Mais la différence de langage n’est pas le seul problème “pratique” qui complexifie et artificialise les relations entre les fonctionnaires de l’Europe. Aussi terre à terre que cela paraisse, la cuisine est elle aussi une affaire compliquée : quand les fonctionnaires européens se retrouvent au restaurant, il faut qu’il y ait beaucoup de condiments différents afin de satisfaire les appétits de toutes ces personnes aux goûts très différents ! C’est la même chose en ce qui concerne les boissons. Que faut-il boire pour approcher le consensus, de la bière ou du vin ? Les fonctionnaires des différents pays, malgré leurs différences dans leur façon de rencontrer en contact avec autrui, doivent en outre s’efforcer de s’apprivoiser. Je retrouvais dans ces rapports une ressemblance avec ceux qu’entretiennent les étudiants en Erasmus dans le film L’Auberge espagnole de Cédric Klapisch – film qui était d’ailleurs sorti en salle à un moment où l’on avait une vision plutôt optimiste de l’Europe et où l’on appréciait sa diversité.
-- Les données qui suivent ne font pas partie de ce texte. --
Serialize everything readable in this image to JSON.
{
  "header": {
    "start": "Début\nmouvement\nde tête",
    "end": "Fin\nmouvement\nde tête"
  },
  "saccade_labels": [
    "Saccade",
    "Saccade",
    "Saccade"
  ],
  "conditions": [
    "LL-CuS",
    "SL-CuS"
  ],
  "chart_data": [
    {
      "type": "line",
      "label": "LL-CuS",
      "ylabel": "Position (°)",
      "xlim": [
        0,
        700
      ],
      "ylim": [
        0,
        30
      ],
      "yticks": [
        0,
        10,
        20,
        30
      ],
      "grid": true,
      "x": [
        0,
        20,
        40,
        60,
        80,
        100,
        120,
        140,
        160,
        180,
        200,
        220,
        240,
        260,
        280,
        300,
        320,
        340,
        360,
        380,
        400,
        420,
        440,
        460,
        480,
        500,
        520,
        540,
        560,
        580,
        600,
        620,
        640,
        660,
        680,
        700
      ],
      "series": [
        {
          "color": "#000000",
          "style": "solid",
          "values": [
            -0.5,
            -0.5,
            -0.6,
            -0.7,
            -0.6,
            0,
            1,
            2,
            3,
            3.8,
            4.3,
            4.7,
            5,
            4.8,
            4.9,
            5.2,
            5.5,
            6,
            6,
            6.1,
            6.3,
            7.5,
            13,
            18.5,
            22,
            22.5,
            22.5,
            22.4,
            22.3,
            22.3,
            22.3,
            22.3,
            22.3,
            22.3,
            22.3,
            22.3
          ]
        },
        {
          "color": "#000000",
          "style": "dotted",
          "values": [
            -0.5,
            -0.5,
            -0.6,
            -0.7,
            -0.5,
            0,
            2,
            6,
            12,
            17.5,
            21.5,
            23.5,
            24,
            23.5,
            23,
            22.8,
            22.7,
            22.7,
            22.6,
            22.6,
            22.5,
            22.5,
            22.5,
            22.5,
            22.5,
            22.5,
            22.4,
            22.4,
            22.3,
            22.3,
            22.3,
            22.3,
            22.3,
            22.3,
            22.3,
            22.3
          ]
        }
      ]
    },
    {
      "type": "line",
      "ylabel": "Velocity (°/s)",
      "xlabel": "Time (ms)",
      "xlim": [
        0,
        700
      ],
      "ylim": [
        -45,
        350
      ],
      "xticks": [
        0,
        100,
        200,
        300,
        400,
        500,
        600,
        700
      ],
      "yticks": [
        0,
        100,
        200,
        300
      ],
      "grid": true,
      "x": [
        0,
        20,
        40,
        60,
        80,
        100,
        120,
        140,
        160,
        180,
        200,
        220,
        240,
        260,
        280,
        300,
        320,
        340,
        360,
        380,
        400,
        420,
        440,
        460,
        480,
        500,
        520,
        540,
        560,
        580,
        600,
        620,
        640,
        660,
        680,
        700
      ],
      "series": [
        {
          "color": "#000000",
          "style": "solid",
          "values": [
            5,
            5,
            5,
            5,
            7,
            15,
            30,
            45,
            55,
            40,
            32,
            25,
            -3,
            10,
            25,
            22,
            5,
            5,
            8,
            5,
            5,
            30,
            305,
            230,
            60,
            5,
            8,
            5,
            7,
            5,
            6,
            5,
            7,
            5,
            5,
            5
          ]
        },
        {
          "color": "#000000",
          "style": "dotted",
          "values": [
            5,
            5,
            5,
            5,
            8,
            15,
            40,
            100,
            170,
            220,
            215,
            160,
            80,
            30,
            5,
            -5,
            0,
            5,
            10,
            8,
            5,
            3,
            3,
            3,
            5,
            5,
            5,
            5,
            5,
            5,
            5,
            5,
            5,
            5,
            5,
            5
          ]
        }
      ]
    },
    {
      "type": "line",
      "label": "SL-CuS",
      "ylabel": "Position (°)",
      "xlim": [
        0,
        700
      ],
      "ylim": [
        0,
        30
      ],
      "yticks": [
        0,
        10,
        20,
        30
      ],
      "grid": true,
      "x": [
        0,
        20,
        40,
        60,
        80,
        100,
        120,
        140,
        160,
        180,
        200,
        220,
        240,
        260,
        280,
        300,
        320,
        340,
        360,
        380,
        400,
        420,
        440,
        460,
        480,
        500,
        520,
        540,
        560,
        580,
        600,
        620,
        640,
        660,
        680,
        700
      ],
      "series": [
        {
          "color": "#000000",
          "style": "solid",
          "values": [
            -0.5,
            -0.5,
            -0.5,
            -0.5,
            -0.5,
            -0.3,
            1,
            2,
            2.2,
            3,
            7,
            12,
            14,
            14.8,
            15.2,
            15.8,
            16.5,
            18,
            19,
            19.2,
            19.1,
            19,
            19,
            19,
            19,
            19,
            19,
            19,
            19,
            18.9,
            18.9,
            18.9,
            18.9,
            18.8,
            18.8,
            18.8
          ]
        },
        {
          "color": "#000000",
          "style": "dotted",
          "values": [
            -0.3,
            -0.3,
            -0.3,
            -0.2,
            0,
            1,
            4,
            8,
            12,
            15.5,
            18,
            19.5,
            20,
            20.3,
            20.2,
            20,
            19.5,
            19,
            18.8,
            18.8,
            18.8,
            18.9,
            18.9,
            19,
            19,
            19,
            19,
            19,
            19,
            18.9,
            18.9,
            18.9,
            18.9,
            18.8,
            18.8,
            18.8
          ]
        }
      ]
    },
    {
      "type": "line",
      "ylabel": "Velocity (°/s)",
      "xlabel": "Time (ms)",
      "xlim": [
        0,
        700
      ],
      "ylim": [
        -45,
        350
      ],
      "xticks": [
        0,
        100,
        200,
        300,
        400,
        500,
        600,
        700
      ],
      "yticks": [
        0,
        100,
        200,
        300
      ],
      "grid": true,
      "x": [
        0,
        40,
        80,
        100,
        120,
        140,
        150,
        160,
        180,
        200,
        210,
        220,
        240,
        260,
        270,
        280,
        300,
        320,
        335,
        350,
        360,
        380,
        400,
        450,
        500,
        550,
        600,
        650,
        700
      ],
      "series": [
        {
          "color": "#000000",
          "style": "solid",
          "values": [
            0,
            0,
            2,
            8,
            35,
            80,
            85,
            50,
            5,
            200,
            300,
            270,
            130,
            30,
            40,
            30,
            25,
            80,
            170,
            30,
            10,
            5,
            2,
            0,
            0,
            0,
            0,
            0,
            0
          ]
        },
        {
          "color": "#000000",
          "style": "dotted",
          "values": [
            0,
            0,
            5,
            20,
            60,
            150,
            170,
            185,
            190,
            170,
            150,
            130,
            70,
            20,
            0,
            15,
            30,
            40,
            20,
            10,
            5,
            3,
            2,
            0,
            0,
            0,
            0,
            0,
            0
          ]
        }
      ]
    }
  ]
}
A vous entendre, on ressent que vous éprouvez une forme de pessimisme à l’égard du projet européen…

En effet, car on a aujourd’hui le sentiment que tout est verrouillé de ce côté. Il n’y a plus d’initiatives innovantes ou amusantes. L’Union européenne est devenu un monde sans imagination. Cela n’a pas toujours été comme ça. Il fut un temps où, par exemple, un politique français député européen, Maurice Duverger, était dans le même groupe au Parlement européen qu’une star du porno italienne (rires). Il y avait des gens hauts en couleur ! Et les débuts des écologistes, c’était quelque chose. Ceux du Front national aussi. Le Parlement européen a permis à des gens qui n’avaient pas beaucoup de moyens d’exister et de se faire entendre. C’est à cette époque qu’ont été lancés les débats écologiques sur les océans ou la pêche. Je me souviens d’écologistes qui portaient des dauphins gonflables. Il y avait une agitation assez permanente à chaque session, et les gens élisaient des députés un peu hors-normes – peut-être, me direz-vous, était-ce parce qu’ils ne regardaient pas ces élections comme véritablement importantes. C’est peut-être pourquoi les résultats des Verts et de l’extrême droite aux élections européennes furent toujours plutôt bons comparativement à ceux qu’ils remportaient lors des élections nationales.

L’opposition entre libéraux et europhobes a-t-elle un sens selon vous ? Autrement dit, est-ce une stratégie de communication ou bien s’annonce-t-elle être une véritable ligne structurante pour l’Europe des années futures ?

Il me paraît évident qu’une extrême droite europhobe, xénophobe, et qui se veut patriote, peut obtenir une majorité au niveau européen. Et ce bien qu’avec des têtes de liste assez différentes. On voit bien en effet que Salvini et Orban ne peuvent pas complètement s’entendre sur la question migratoire, car le premier reproche au second de ne pas recevoir assez de migrants.

D’autre part, si on peut certes diviser le champ politique entre les progressistes d’un côté et les populistes de l’autre, je pense cependant que le terme de « progressistes » est à prendre avec précaution. Il y a le progressisme de Macron et celui de Sanchez, qui sont très différents. Mais cette division assez élémentaire a néanmoins l’avantage de mobiliser politiquement les gens sur un discours ou sur un autre. Mais une chose me paraît dangereuse, à savoir que les europhobes sont le moteur de cette mobilisation contrastée. Ce sont eux qui donnent le la en proposant leur vision de l’Europe, et les autres se définissent et définissent leur propre conception européenne par rapport à eux.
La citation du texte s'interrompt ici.